In order to better understand the mechanism of action of 1b, we performed permeability studies involving CIMRSA XIII (Figure 3). Our results demonstrate that 1b promotes fluorescein internalization inside the bacterial cell. This finding supports our hypothesis that membrane disruption occurs when MRSA is treated with 1b.

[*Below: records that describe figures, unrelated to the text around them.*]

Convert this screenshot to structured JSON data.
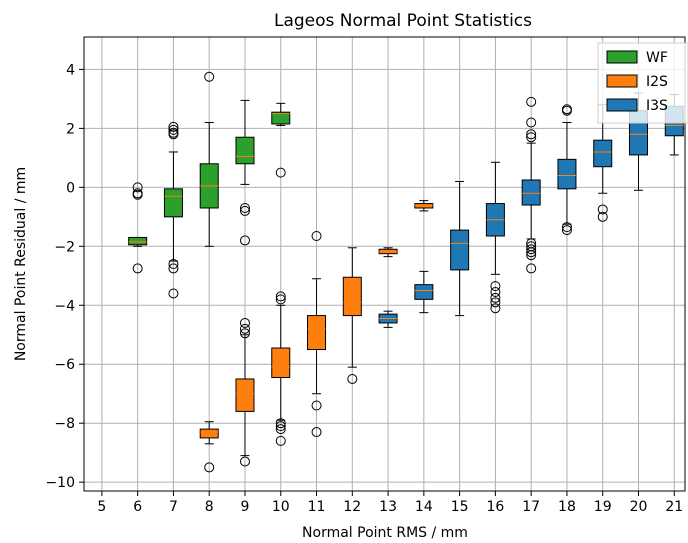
{
  "chart_data": {
    "type": "boxplot",
    "title": "Lageos Normal Point Statistics",
    "xlabel": "Normal Point RMS / mm",
    "ylabel": "Normal Point Residual / mm",
    "xlim": [
      4.5,
      21.3
    ],
    "ylim": [
      -10.3,
      5.1
    ],
    "xticks": [
      5,
      6,
      7,
      8,
      9,
      10,
      11,
      12,
      13,
      14,
      15,
      16,
      17,
      18,
      19,
      20,
      21
    ],
    "yticks": [
      -10,
      -8,
      -6,
      -4,
      -2,
      0,
      2,
      4
    ],
    "ytick_labels": [
      "−10",
      "−8",
      "−6",
      "−4",
      "−2",
      "0",
      "2",
      "4"
    ],
    "grid": true,
    "legend_position": "top-right",
    "series": [
      {
        "name": "WF",
        "color": "#2ca02c",
        "boxes": [
          {
            "x": 6,
            "min": -2.0,
            "q1": -1.95,
            "median": -1.85,
            "q3": -1.7,
            "max": -1.7,
            "outliers": [
              0.0,
              -0.2,
              -0.25,
              -2.75
            ]
          },
          {
            "x": 7,
            "min": -2.5,
            "q1": -1.0,
            "median": -0.3,
            "q3": -0.05,
            "max": 1.2,
            "outliers": [
              2.05,
              1.95,
              1.85,
              1.8,
              -2.6,
              -2.75,
              -3.6
            ]
          },
          {
            "x": 8,
            "min": -2.0,
            "q1": -0.7,
            "median": 0.05,
            "q3": 0.8,
            "max": 2.2,
            "outliers": [
              3.75
            ]
          },
          {
            "x": 9,
            "min": 0.1,
            "q1": 0.8,
            "median": 1.05,
            "q3": 1.7,
            "max": 2.95,
            "outliers": [
              -0.7,
              -0.8,
              -1.8
            ]
          },
          {
            "x": 10,
            "min": 2.1,
            "q1": 2.15,
            "median": 2.5,
            "q3": 2.55,
            "max": 2.85,
            "outliers": [
              0.5
            ]
          }
        ]
      },
      {
        "name": "I2S",
        "color": "#ff7f0e",
        "boxes": [
          {
            "x": 8,
            "min": -8.7,
            "q1": -8.5,
            "median": -8.3,
            "q3": -8.2,
            "max": -7.95,
            "outliers": [
              -9.5
            ]
          },
          {
            "x": 9,
            "min": -9.1,
            "q1": -7.6,
            "median": -7.0,
            "q3": -6.5,
            "max": -5.0,
            "outliers": [
              -4.6,
              -4.8,
              -4.95,
              -9.3
            ]
          },
          {
            "x": 10,
            "min": -7.9,
            "q1": -6.45,
            "median": -6.1,
            "q3": -5.45,
            "max": -4.0,
            "outliers": [
              -3.7,
              -3.8,
              -8.0,
              -8.1,
              -8.2,
              -8.6
            ]
          },
          {
            "x": 11,
            "min": -7.0,
            "q1": -5.5,
            "median": -4.8,
            "q3": -4.35,
            "max": -3.1,
            "outliers": [
              -1.65,
              -7.4,
              -8.3
            ]
          },
          {
            "x": 12,
            "min": -6.1,
            "q1": -4.35,
            "median": -3.9,
            "q3": -3.05,
            "max": -2.05,
            "outliers": [
              -6.5
            ]
          },
          {
            "x": 13,
            "min": -2.35,
            "q1": -2.25,
            "median": -2.2,
            "q3": -2.1,
            "max": -2.05,
            "outliers": []
          },
          {
            "x": 14,
            "min": -0.8,
            "q1": -0.7,
            "median": -0.6,
            "q3": -0.55,
            "max": -0.45,
            "outliers": []
          }
        ]
      },
      {
        "name": "I3S",
        "color": "#1f77b4",
        "boxes": [
          {
            "x": 13,
            "min": -4.75,
            "q1": -4.6,
            "median": -4.45,
            "q3": -4.3,
            "max": -4.2,
            "outliers": []
          },
          {
            "x": 14,
            "min": -4.25,
            "q1": -3.8,
            "median": -3.5,
            "q3": -3.3,
            "max": -2.85,
            "outliers": []
          },
          {
            "x": 15,
            "min": -4.35,
            "q1": -2.8,
            "median": -1.9,
            "q3": -1.45,
            "max": 0.2,
            "outliers": []
          },
          {
            "x": 16,
            "min": -2.95,
            "q1": -1.65,
            "median": -1.1,
            "q3": -0.55,
            "max": 0.85,
            "outliers": [
              -3.35,
              -3.55,
              -3.75,
              -3.9,
              -4.1
            ]
          },
          {
            "x": 17,
            "min": -1.75,
            "q1": -0.6,
            "median": -0.2,
            "q3": 0.25,
            "max": 1.5,
            "outliers": [
              2.9,
              2.2,
              1.8,
              1.7,
              -1.9,
              -2.0,
              -2.1,
              -2.2,
              -2.3,
              -2.75
            ]
          },
          {
            "x": 18,
            "min": -1.25,
            "q1": -0.05,
            "median": 0.4,
            "q3": 0.95,
            "max": 2.2,
            "outliers": [
              2.65,
              2.6,
              -1.35,
              -1.45
            ]
          },
          {
            "x": 19,
            "min": -0.2,
            "q1": 0.7,
            "median": 1.2,
            "q3": 1.6,
            "max": 2.8,
            "outliers": [
              -0.75,
              -1.0
            ]
          },
          {
            "x": 20,
            "min": -0.1,
            "q1": 1.1,
            "median": 1.8,
            "q3": 2.6,
            "max": 3.2,
            "outliers": []
          },
          {
            "x": 21,
            "min": 1.1,
            "q1": 1.75,
            "median": 2.1,
            "q3": 2.75,
            "max": 3.15,
            "outliers": []
          }
        ]
      }
    ]
  }
}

When results in Figures 3 and 4 are analyzed, these suggest that VHFA provoke disruption of the S. aureus plasma membrane by inhibiting the expression of norB, which has repercussions on the biosynthesis of the NorB efflux pump. NorB is a surface protein that confers resistance to some antibiotics, such as hydrophilic fluoroquinolones, biocides, hydrophobic fluoroquinolones, and tetracycline.²⁷ To some extent, 1b and 2b are internalizing the S. aureus plasma membrane, thus affecting the norB gene expression, as observed in Figure 4.

5. Conclusions

We further investigated how bromine and chlorine atoms affect the antibacterial activity of VHFA in CIMRSA. This study showed that VHFA containing a bromine atom is pivotal for their antibacterial activity against CIMRSA strains resistant to Cipro. Moreover, it was outlined that vinyl brominated FA can disrupt the S. aureus plasma membrane, likely by inhibiting the expression of the norB gene. This study will undoubtedly impact the understanding of the antibacterial properties of halogenated FA and highlight 1b as a novel agent against nosocomial bacterial infections.